Faculty Calls for Open Search

UNC officials say that openness harm the search for campus leaders

The executive committee of the Faculty Senate of North Carolina State University has joined the chorus in calling for an open chancellor search. Students, alumni, media organizations, and well-wishers have all sought an open search process.

Officials with UNC and UNC President Molly Broad have always argued that openness has the potential to harm those whose candidacy becomes known. Members of the search committee at N.C. State have signed confidentiality agreements to keep the public from learning anything other than their selection’s name.

According to The News & Observer of Raleigh on July 2, faculty Chairman Dennis Daley sent a memo to the search committee and other faculty senators arguing for an open process on the ground that openness would allow the campus community to get to know the candidates and make the process more legitimate. The faculty Senate wants the search committees’ finalists to visit the campus for interviews.

In 1998, when departing Chancellor Marye Anne Fox was chosen to lead N.C. State, the selection committee announced the three finalists’ names just one day before announcing the selection of Fox. That was after the selection committee violated the state’s open-meetings law by hiring a search firm in secret.

Other universities, including other UNC schools, have followed the open route in selecting chancellors. Appalachian State allowed public questioning of its three finalists this spring. The names of East Carolina’s finalists were leaked to the press, causing one to drop out.
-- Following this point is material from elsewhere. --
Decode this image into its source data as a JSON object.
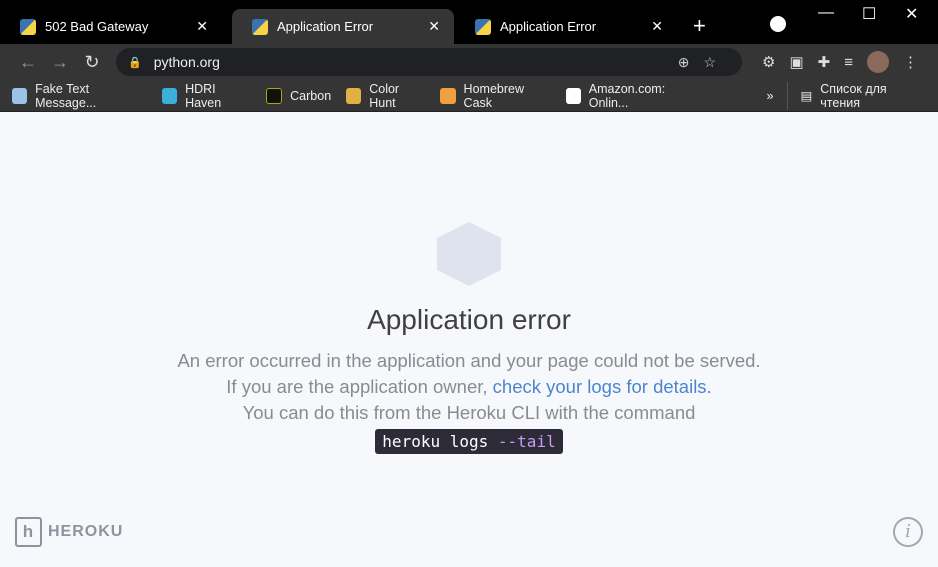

University of Tennessee chose a new system president after a highly visible, open search. After scandals ousted the system’s last two presidents within two years, UT officials thought it was important to restore public trust in the process, so they opted for openness. The committee selected University of Connecticut Provost John D. Peterson after a large panel of alumni, faculty, students, trustees, and staff sorted through applicants’ resumes, and they broadcast over the Internet the interviews with the six finalists.

“The more open the process was, the better, as far as I was concerned,” Peterson told The Chronicle of Higher Education.
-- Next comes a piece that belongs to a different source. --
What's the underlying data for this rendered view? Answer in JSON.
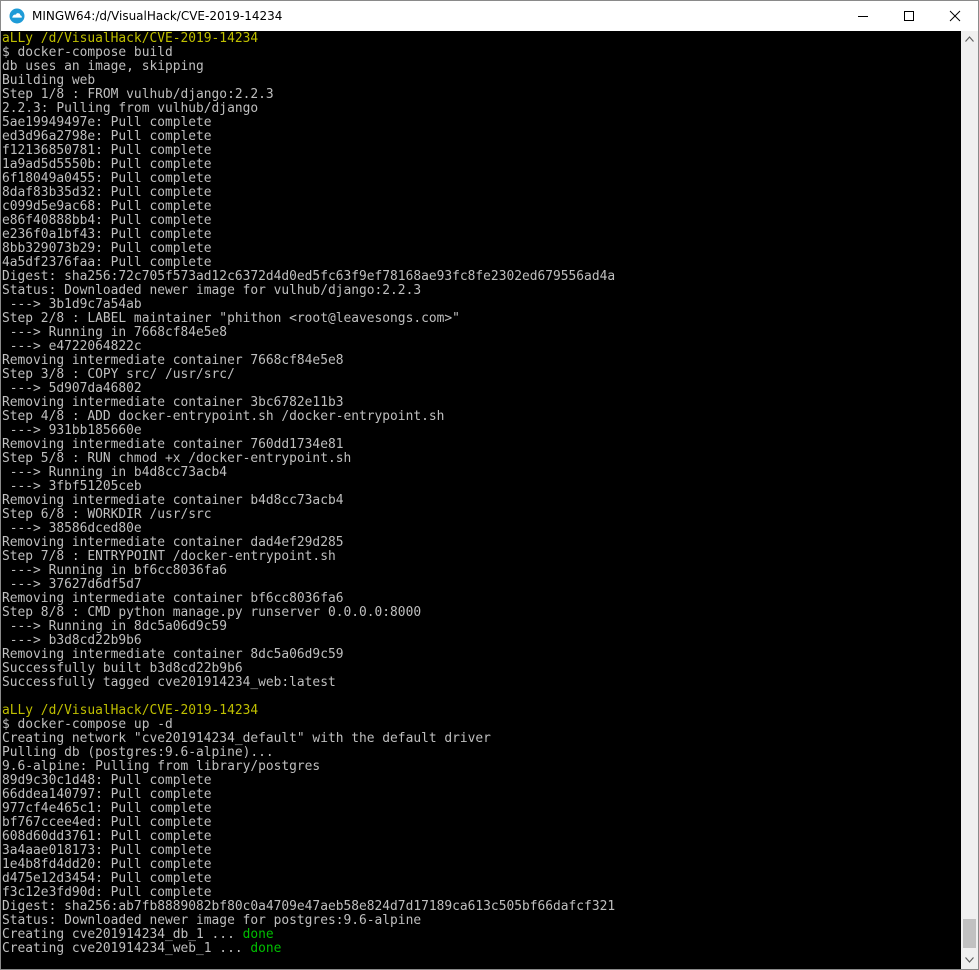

Appalachian’s open process “went off without a hitch” and “gave us a second look at the candidates and how they interacted with each group,” search committee member and former Faculty Senate Chairman Paul Gates told the N&O. Gates said Appalachian’s open process pleased the selection committee, instilled public confidence in the selection, and resulted in a president whose view of openness is the more open, the better.

Jon Sanders is assistant editor of Carolina Journal.